Once you’ve used your frameworks to assess your company and the competition, welcomed failures and fostered opened lines of communication, craft a clear and consistent method for communicating these findings. It’s the next crucial step toward building an adaptive organization. One company I worked with created a monthly list of the top findings that went out in an email. Another aspect of learning is to have continuing education credits that team members might use to take classes at local colleges, online, institutions, etc. I recommend not having any restrictions on the topic of study as anyone passionate enough to take a class on poetry might just end up writing the best email to a disgruntled customer they’ve ever received.

Reward accountability

Without accountability at all levels of your organization—no matter how big or small—there will be an erosion of trust and morale. Beyond these toxins, the lack of accountability often goes hand in hand with a lack of transparency that fosters mistrust. Celebrate those who take responsibility, and you will help create a culture that is open to adaptive innovation.

Embrace an adaptive mindset

Having the ability to adapt means to encourage and reward risk-taking, while developing connections with internal team members and also externally with customers and shareholders.

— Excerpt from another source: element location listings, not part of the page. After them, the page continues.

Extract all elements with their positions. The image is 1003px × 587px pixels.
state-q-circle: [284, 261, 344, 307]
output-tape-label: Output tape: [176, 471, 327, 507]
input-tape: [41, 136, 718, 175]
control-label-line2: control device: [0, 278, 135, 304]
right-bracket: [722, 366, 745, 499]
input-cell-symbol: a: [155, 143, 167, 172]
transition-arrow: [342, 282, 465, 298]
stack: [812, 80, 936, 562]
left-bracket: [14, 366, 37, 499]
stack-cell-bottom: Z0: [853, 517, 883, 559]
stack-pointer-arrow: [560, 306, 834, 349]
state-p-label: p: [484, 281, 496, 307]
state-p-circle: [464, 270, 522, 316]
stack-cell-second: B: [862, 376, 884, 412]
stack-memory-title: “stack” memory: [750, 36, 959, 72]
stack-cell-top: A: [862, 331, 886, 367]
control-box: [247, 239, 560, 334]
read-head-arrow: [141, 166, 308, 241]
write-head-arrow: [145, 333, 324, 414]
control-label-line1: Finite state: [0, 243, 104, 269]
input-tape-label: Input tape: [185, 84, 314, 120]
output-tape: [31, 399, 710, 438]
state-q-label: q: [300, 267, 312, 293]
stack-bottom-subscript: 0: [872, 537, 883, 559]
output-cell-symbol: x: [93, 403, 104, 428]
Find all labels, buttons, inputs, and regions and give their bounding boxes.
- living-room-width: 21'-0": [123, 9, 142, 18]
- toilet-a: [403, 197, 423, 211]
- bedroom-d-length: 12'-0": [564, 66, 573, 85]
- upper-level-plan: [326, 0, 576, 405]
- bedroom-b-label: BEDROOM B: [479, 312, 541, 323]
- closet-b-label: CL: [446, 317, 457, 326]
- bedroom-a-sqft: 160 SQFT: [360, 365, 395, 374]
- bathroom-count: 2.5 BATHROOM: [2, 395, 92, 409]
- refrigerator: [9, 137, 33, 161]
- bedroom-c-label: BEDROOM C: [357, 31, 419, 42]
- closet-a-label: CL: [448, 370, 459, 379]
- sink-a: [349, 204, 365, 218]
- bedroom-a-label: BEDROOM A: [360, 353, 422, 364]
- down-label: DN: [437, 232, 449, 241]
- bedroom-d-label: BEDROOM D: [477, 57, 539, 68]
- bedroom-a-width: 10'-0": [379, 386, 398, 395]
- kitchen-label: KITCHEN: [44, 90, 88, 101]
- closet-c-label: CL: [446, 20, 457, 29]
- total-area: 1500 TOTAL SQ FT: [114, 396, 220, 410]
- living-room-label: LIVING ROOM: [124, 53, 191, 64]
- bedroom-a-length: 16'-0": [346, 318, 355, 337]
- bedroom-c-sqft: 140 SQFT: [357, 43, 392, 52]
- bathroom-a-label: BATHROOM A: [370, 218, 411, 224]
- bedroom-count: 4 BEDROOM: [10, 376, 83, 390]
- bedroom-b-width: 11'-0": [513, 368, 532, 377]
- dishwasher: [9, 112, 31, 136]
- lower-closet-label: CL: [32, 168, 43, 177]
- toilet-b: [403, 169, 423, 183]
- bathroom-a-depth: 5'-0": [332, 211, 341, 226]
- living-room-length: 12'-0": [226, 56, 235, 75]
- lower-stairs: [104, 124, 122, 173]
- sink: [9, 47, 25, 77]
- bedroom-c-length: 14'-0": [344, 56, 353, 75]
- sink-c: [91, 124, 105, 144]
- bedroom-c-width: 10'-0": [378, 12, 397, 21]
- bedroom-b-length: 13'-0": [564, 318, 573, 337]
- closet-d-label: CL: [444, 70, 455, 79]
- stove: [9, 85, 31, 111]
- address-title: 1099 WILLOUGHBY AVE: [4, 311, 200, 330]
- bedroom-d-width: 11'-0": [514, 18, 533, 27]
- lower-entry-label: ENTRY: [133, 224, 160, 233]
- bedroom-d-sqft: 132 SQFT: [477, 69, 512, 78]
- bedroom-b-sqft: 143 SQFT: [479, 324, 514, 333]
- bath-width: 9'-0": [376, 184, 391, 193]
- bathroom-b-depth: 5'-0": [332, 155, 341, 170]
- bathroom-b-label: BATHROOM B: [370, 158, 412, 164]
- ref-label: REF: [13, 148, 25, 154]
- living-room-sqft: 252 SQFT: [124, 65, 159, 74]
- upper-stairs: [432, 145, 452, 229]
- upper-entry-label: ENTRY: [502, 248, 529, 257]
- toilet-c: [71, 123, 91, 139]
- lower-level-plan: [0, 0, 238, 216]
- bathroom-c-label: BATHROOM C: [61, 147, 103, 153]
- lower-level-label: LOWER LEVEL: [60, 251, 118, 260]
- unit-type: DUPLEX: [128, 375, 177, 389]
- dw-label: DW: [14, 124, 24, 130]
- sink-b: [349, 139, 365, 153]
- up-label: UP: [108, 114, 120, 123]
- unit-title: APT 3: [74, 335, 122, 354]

It means continuing to learn through listening and exploring business realities through time-tested frameworks, while providing space for team members to envision new strategies that address and advance your company’s distinct value proposition.

The power of change

Rumi was a Persian poet who lived during the tumultuous 13th century, a time when the Mongolian invasion was transforming the culture of the Middle East. Toward the end of his life he reflected on the meaning of change itself, writing words that are as true today as they were then: “Yesterday I was clever, so I wanted to change the world. Today I am wise, so I am changing myself.”